You can get the following error messages for a least timeout issues:
1 2 3 |
select message_id,text from sys.messages where message_id in(19407,19419,19421,19422) and language_id=1033 |
SQL Server Always On Availability Groups Health Check timeout
SQL Server Always On Availability Group performs a health check of the primary replica using the sp_server_diagnostics stored procedure. The sp_server_diagnostics executes every 10 seconds. The health check timeout is 30 seconds.
Therefore, the stored procedure returns the result on 1/3 * health checks current threshold. If the SP does not return any results, AG refers to the previous state for determining the instance health until the health-check timeout threshold. The next Is-Alive determines that the primary replica is unresponsive, and it initiates the automatic failover.
- Note:
- The sp_server_diagnostics does not perform health checks at the database level
- It does not consider DB level health detection until we explicitly enabled it. Refer to the article, Database-level health detection in SQL Server Always On Availability Groups for more details
WSFC configuration and cluster timeouts for SQL Server Always On Availability Groups
In a Windows failover cluster, the following parameters control the cluster timeout values:
- SameSubnetDelay
- SameSubnetThreshold
- CrossSubnetDelay
- CrossSubnetThreshold
You can check these parameter values using the Windows PowerShell cmdlet get-cluster().
In my lab environment, the servers are located in the same subnets.
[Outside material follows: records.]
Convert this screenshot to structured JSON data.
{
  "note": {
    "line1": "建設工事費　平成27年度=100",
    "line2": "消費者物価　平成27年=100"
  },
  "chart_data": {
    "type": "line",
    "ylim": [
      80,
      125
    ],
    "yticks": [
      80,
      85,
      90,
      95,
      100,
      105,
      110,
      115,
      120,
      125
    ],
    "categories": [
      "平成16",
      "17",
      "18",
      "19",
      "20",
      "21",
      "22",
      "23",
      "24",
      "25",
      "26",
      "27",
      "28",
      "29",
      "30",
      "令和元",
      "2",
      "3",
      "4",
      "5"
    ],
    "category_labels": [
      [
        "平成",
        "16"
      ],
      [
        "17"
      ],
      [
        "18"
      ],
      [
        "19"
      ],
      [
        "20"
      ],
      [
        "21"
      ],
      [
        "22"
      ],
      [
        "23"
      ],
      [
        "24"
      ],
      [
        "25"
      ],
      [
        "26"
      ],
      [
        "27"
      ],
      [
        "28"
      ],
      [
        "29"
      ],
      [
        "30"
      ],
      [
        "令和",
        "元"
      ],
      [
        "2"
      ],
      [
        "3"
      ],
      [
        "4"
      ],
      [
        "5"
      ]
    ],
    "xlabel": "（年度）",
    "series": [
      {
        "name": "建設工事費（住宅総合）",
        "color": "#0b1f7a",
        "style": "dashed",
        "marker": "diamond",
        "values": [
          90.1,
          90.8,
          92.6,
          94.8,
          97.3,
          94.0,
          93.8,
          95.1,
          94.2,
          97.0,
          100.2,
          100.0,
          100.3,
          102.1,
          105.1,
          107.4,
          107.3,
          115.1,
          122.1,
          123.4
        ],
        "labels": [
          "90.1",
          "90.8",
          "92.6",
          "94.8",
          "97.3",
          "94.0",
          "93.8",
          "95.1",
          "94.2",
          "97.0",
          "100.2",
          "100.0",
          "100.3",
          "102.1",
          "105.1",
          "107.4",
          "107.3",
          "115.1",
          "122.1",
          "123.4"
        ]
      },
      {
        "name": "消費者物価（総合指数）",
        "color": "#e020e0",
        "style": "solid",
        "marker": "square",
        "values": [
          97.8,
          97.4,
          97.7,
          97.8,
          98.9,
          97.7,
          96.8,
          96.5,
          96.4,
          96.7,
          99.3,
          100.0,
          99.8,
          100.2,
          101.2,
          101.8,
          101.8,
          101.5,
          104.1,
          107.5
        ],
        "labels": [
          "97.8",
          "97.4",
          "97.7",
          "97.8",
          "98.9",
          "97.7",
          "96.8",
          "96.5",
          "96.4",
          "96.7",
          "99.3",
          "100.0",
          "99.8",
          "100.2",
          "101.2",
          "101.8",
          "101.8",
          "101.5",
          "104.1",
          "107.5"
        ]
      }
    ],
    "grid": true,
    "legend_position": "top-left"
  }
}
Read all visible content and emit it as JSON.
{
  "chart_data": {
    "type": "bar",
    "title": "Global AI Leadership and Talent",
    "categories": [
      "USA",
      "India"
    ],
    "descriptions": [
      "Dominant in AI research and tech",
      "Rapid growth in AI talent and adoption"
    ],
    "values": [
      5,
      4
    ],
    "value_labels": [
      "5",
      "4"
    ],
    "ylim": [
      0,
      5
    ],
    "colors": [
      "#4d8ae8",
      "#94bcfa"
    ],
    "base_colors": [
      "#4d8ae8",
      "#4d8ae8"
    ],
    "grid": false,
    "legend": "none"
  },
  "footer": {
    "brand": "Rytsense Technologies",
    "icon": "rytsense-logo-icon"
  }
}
Therefore, the following table shows the default values for Windows Server 2012 and 2016.
Parameter |
Windows Server 2012 R2 |
Windows Server 2016 |
SameSubnetDelay |
1 second |
1 Second |
SameSubnetThreshold |
5 heartbeats |
10 heartbeats |
The SameSubnetDelay defines the wait time between the heartbeats. It is 1 second for both Windows Server 2012 and 2016.
The SameSubnetThreshold defines the number of missing heartbeats a cluster can tolerate, and if it does not receive the acknowledgement, the target node is declared dead.
Recap of LeaseTimeout, Session-Timeout and Health check timeouts
- Lease timeout:
- Default value: 20000 milliseconds, i.e. 20 seconds
- It is required to prevent a split-brain scenario in the Windows failover cluster
- It can trigger an AG failover or offline-online
- It is used in both Is-Alive and the Looks-alive mechanism
- Session Timeout:
- It is used to safeguard against soft errors between AG replicas
- default value: 10000 milliseconds or 10 seconds
- It is not part of the Is-Alive or the Looks-alive mechanism
- Secondary replica becomes DISCONNECTED status due to session timeout
- You can configure the session timeouts in the availability group properties from the primary replica instance
- Health Check timeout
- Default value: 30000 milliseconds, i.e. 30 seconds
- It is the timeout if the sp_server_diagnostics does not return any data or reports errors in the health check
- It is used in both Is-Alive and the Looks-alive mechanism
- It also depends on the failover condition levels defined from 1-5, as explained earlier. The default configuration is level 3
Conclusion
In this article, we figured SQL Server Always On Availability Groups flexible failover policy using the lease, health check timeout and Failover Condition Levels. You should review the logs to determine the scenarios where the automatic failover occurred or failed.